Concluderend is het hof van oordeel dat er aanleiding bestaat om van zijn ambtshalve bevoegdheid tot het verlenen van een zorgmachtiging gebruik te maken, omdat het hof verplichte zorg aangewezen acht. In een separate beschikking zal het hof dan ook ambtshalve een zorgmachtiging op grond van artikel 2.3, eerste lid, Wfz verlenen.

BESLISSING

Het hof:
Vernietigt het vonnis waarvan beroep ten aanzien de opgelegde maatregel van terbeschikkingstelling met dwangverpleging en de maatregel tot gedragsbeïnvloeding of vrijheidsbeperking als bedoeld in artikel 38z van het Wetboek van Strafrecht, en doet in zoverre opnieuw recht.
Bevestigt het vonnis waarvan beroep voor het overige, met inachtneming van het hiervoor overwogene.
Dit arrest is gewezen door de meervoudige strafkamer van het gerechtshof Amsterdam, waarin zitting hadden mr.
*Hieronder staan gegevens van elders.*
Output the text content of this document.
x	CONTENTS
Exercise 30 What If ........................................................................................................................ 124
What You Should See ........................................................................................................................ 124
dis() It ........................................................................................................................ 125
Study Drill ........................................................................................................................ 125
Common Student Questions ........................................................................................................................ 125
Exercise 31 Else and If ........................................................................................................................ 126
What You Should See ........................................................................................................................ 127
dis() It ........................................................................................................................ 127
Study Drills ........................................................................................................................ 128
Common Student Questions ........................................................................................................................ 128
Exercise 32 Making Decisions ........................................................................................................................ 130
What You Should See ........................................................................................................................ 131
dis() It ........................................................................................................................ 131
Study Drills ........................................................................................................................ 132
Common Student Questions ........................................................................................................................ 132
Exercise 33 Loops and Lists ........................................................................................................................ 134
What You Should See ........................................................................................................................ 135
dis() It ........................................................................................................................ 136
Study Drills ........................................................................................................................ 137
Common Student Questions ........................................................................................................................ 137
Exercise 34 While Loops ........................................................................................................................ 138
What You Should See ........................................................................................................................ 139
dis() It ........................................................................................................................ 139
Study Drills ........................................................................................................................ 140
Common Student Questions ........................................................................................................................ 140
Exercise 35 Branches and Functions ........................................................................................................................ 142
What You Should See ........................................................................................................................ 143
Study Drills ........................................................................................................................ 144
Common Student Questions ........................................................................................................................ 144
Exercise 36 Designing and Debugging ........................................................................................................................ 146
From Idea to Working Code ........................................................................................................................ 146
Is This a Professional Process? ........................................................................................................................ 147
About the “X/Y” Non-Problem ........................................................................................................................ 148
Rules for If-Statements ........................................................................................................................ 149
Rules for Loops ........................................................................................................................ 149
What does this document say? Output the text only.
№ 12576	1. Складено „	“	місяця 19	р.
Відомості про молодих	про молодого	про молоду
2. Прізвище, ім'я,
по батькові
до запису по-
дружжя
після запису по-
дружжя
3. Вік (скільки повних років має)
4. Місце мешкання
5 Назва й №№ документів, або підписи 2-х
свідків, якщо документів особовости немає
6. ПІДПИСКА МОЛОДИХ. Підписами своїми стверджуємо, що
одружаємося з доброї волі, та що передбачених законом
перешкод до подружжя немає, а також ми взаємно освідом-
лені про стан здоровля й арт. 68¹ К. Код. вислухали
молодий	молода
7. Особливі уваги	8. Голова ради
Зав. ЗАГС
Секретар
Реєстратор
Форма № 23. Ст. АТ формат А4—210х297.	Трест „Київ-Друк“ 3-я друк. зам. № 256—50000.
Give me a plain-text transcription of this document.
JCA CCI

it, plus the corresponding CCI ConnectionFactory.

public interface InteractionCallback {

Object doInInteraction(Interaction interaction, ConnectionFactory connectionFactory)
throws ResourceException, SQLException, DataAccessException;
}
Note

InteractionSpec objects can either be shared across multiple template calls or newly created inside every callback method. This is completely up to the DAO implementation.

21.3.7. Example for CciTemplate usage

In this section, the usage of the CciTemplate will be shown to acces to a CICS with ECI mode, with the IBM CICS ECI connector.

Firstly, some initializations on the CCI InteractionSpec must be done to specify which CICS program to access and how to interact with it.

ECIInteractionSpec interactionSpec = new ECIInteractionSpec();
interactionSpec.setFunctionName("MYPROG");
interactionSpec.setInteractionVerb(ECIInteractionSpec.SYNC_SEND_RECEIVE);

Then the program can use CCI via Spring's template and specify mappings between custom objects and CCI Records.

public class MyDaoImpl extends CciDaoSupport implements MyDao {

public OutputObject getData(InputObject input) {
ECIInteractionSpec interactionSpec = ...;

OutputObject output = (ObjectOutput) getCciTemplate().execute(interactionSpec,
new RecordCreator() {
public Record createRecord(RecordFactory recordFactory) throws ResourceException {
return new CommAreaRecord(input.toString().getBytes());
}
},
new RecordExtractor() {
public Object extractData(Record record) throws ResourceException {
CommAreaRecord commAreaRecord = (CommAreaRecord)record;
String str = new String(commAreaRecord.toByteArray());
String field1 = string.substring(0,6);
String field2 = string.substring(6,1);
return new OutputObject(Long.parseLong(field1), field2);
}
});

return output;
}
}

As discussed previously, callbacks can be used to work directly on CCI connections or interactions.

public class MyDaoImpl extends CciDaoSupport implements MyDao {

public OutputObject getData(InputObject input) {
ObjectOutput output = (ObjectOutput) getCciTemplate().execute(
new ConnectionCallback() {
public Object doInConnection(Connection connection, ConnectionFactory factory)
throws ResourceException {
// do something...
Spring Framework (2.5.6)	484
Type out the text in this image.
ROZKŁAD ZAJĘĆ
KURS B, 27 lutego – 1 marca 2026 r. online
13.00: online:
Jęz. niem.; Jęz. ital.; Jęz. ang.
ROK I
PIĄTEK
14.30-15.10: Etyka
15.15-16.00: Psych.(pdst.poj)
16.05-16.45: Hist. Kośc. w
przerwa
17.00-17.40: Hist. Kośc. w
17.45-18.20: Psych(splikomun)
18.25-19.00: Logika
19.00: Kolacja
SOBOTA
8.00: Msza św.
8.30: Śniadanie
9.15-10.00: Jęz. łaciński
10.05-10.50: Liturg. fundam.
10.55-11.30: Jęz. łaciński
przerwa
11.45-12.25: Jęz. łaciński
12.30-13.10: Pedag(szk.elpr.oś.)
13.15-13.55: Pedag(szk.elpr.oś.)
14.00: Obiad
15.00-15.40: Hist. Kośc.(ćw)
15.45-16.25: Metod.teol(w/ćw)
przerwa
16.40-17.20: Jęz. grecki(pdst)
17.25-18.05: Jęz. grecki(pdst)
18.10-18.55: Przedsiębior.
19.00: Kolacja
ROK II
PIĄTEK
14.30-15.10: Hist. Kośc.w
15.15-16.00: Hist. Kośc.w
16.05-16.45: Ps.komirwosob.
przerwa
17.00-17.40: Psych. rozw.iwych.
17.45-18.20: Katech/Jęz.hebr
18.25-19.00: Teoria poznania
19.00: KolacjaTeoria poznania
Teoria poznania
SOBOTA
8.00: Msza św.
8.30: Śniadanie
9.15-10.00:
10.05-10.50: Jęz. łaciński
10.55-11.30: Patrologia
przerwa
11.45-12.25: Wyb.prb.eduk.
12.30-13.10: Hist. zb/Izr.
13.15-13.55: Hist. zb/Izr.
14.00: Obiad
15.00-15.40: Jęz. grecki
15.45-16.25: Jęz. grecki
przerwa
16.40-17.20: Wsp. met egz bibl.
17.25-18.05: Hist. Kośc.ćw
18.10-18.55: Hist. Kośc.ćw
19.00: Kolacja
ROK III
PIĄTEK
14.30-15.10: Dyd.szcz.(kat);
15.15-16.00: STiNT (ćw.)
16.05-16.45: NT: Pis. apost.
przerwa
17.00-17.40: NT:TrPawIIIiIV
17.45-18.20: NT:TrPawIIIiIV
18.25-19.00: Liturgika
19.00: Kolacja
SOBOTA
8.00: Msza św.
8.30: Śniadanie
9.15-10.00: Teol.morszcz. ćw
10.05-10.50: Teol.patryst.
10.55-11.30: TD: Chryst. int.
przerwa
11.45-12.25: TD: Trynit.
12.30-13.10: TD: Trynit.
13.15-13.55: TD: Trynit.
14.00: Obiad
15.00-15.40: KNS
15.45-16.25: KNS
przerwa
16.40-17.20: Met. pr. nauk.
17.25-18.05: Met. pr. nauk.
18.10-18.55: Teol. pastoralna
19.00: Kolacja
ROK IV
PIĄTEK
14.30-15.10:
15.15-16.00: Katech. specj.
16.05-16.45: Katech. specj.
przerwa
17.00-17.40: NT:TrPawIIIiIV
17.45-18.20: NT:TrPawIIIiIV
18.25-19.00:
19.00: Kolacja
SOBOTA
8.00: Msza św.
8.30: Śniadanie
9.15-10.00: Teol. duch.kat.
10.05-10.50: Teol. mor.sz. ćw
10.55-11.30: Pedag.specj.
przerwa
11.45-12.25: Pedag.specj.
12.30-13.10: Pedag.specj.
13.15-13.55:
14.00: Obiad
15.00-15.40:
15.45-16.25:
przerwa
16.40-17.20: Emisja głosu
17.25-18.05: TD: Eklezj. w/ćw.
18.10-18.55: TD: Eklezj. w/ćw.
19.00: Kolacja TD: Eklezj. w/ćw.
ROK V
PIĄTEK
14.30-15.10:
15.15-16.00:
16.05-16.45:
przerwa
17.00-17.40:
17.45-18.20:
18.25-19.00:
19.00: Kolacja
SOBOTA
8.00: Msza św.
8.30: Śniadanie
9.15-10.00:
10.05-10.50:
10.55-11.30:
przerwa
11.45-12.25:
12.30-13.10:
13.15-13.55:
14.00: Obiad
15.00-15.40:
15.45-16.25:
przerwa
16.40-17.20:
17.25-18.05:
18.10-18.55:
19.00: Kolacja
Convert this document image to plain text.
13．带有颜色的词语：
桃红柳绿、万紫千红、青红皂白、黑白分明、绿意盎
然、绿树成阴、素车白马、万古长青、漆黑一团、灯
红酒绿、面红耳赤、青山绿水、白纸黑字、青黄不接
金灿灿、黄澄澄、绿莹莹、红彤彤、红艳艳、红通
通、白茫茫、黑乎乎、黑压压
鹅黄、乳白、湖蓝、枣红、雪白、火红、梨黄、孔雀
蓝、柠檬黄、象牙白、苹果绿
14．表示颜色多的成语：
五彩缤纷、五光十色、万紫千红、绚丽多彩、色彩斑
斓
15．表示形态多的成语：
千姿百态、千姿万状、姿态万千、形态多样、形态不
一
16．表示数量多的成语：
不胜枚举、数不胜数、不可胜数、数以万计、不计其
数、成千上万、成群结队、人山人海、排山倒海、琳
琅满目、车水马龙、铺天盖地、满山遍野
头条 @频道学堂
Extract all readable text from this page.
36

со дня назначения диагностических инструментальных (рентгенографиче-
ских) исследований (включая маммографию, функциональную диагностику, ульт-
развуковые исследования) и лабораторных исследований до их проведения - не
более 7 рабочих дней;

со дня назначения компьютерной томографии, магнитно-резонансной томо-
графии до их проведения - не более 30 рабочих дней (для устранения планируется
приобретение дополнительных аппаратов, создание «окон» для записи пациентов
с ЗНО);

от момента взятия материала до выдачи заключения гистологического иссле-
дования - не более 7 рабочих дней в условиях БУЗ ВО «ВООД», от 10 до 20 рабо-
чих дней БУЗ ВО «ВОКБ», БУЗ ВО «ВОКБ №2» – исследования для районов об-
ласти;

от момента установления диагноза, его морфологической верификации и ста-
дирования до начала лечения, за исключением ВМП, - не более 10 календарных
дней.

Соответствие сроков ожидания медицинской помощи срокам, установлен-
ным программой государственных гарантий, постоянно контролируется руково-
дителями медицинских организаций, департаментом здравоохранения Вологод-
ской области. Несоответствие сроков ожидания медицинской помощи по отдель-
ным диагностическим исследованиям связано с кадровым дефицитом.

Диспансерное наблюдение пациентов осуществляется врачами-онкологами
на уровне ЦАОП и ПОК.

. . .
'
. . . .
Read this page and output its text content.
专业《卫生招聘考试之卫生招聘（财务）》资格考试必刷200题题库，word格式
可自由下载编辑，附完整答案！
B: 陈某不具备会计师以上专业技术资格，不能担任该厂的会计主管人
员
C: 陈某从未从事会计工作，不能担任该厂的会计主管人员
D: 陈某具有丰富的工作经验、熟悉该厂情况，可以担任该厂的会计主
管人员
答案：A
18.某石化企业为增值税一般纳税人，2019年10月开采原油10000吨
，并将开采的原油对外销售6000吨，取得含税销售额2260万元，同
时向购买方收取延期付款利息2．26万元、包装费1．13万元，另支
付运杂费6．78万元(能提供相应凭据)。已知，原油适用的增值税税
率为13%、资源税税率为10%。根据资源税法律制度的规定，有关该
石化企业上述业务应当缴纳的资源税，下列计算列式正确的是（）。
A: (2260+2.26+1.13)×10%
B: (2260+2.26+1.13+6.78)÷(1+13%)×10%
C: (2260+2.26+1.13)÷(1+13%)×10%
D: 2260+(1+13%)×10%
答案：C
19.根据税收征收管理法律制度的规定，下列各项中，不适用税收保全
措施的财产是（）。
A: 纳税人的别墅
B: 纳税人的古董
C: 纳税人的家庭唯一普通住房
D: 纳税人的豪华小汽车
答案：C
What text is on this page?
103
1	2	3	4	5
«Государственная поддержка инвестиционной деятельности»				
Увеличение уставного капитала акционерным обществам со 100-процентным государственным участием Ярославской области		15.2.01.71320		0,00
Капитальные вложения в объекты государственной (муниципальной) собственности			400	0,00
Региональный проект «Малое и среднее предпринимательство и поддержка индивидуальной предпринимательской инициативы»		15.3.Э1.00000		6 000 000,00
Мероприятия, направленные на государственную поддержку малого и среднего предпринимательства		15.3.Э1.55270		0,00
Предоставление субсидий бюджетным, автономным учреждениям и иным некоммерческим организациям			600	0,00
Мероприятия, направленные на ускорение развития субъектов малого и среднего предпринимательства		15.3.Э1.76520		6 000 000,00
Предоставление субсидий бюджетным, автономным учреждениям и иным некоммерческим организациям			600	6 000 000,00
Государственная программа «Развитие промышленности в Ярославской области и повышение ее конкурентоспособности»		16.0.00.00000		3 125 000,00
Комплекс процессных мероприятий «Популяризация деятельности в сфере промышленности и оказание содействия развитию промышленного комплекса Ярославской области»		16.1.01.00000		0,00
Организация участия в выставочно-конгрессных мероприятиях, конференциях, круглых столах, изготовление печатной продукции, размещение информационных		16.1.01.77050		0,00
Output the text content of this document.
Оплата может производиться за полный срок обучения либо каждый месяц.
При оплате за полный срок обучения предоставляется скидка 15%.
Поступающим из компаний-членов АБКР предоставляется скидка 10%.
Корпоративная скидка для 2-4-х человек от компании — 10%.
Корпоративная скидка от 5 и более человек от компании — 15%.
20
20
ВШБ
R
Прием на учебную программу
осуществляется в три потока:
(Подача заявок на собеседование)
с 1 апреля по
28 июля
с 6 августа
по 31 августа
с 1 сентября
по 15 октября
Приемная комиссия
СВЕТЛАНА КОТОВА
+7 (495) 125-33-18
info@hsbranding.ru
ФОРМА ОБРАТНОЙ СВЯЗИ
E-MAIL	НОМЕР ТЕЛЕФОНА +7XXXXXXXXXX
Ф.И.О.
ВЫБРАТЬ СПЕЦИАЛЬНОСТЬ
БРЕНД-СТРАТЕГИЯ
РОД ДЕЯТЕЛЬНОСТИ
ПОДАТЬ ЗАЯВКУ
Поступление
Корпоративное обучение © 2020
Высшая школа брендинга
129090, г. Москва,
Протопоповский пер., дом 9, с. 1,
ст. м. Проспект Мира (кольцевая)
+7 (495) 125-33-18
V.M.A. Sinnige, mr. J.W.P. van Heusden en mr. P.C. Verloop, in tegenwoordigheid van mr. D. Damman, griffier, en is uitgesproken op de openbare terechtzitting van dit gerechtshof van 14 maart 2023.

Voetnoten

1.Uit de tekst van art. 2.3 lid 1 Wfz en de wetsgeschiedenis van de Wvggz volgt dat ook indien het openbaar ministerie geen verzoekschrift voor een zorgmachtiging indient, de rechter ambtshalve een zorgmachtiging kan afgeven (HR 9 april 2021, ECLI:NL:HR:2021:534).